Dopo una breve pausa  ripartono a Lamezia le proiezioni all'aperto con il film "Lo chiamavano Jeeg"
Cultura e Spettacolo Calabria

Dopo una breve pausa ripartono a Lamezia le proiezioni all'aperto con il film "Lo chiamavano Jeeg"

mercoledì 7 settembre, 2016

LAMEZIA TEREME (CZ), 07 SETTEMBRE 2016 - Dopo una breve pausa estiva di sei giorni, riparte la XV edizione di “ Cinema e Cinema 2016”, inquadrata nell’ambito di Lamezia Summertime 2016, con il film drammatico “ Lo chiamavano Jeeg Robot “ proiettato nel Cortile “ F. Bevilacqua” dell’Istituto “Maggiore Perri” di Lamezia Terme, gremito, come di consueto, di numerosi spettatori. Il film, diretto e prodotto da Gabriele Mainetti, è considerato un omaggio alla serie manga e anime Jeeg robot d’acciaio di Go Nagai di cui riprende alcune tematiche. Il titolo infatti è un inside joke basato sul fatto che uno dei personaggi principali crede che Hiroshi Shiba, l’eroe della serie, esista nel mondo reale e lo identifica con Enzo, il protagonista.[MORE]
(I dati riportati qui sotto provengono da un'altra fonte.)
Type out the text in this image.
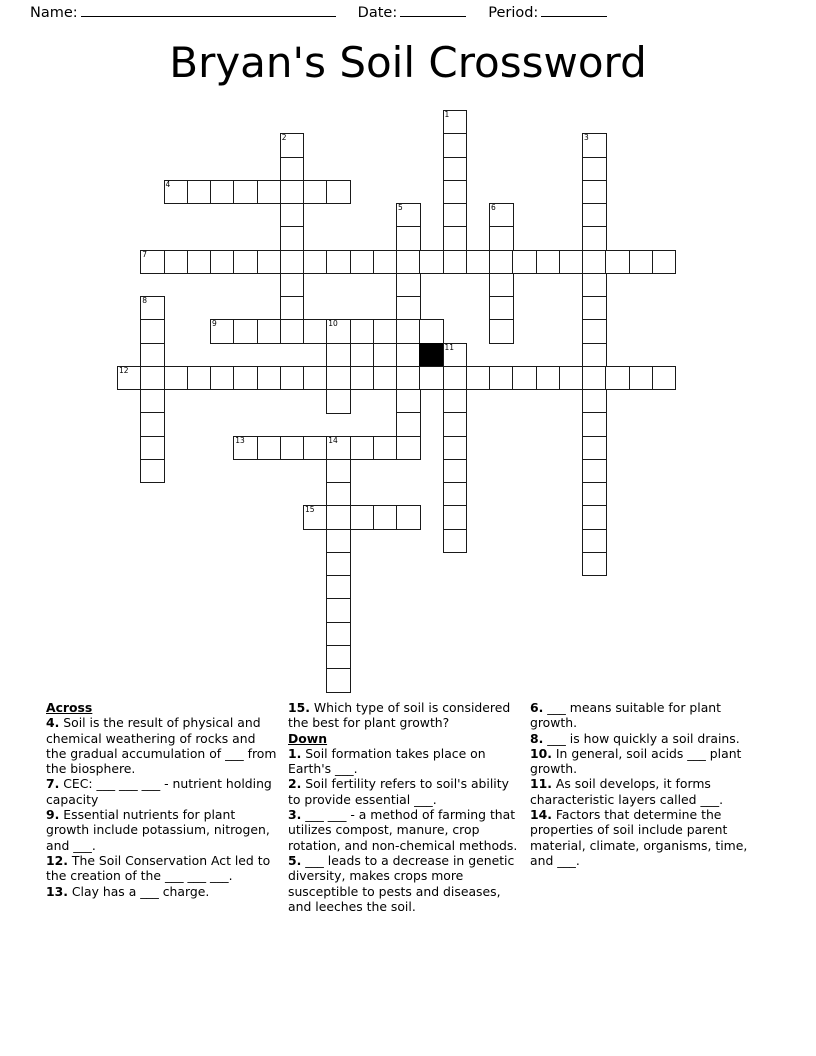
Name:	Date:	Period:
Bryan's Soil Crossword
1
2	3
4
5	6
7
8
9	10
11
12
13	14
15
Across

4. Soil is the result of physical and chemical weathering of rocks and the gradual accumulation of ___ from the biosphere.

7. CEC: ___ ___ ___ - nutrient holding capacity

9. Essential nutrients for plant growth include potassium, nitrogen, and ___.

12. The Soil Conservation Act led to the creation of the ___ ___ ___.

13. Clay has a ___ charge.

15. Which type of soil is considered the best for plant growth?

Down

1. Soil formation takes place on Earth's ___.

2. Soil fertility refers to soil's ability to provide essential ___.

3. ___ ___ - a method of farming that utilizes compost, manure, crop rotation, and non-chemical methods.

5. ___ leads to a decrease in genetic diversity, makes crops more susceptible to pests and diseases, and leeches the soil.

6. ___ means suitable for plant growth.

8. ___ is how quickly a soil drains.

10. In general, soil acids ___ plant growth.

11. As soil develops, it forms characteristic layers called ___.

14. Factors that determine the properties of soil include parent material, climate, organisms, time, and ___.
Ambientato in una Roma , presa di mira da alcuni attentati, attribuiti dai mass media a vari movimenti estremisti, il film tratta delle vicende di Enzo Ceccotti, interpretato da Claudio Santamaria che, per rivestire il ruolo di protagonista, si è dovuto allenare aumentando di ben 20 chili. Enzo è un ladruncolo di Tor Bella Monaca, che, inseguito da due poliziotti per aver rubato un orologio, fugge fino raggiungere il Tevere sotto il Ponte Sant’Angelo nel quale si butta entrando in contatto con una sostanza radioattiva che gli trasmette una forza sovraumana e nuovi poteri che gli assicurano una promettente carriera di delinquente.

Tutto cambia quando incontra Alessia ( Ilenia Pastorelli), una ragazza vittima di violenze domestiche che scambia Enzo per l’eroe del famoso cartone animato giapponese Jeeg Robot. Nell’ultima scena Enzo, dato per morto e ricordato come eroe, osserva Roma dal Colosseo e, deciso a proteggerla, indossa la maschera di Jeeg che Alessia gli aveva fatto di maglia. Di rilievo nel film è un altro personaggio, Fabio Cannizzaro detto lo Zingaro, capo di una piccola banda di criminali romani, ossessionato dall’ambizione di diventare uno dei più importanti criminali della malavita capitolina, ma è anche un cultore della musica italiana della cantante Anna Oxa. Tra gli altri attori Francesco Formichetti, Salvatore Esposito, Antonia Truppo, Stefano Ambrogi, Maurizio Tesei, Gianluca Di Gennaro, Daniele Trombetti. Il film, delle durata di quasi 2 ore, è vincitore di numerosi premi e distribuito nelle sale italiane dal 25 febbraio 2016 e nelle sale dal 21 aprila 2016 a livello nazionale.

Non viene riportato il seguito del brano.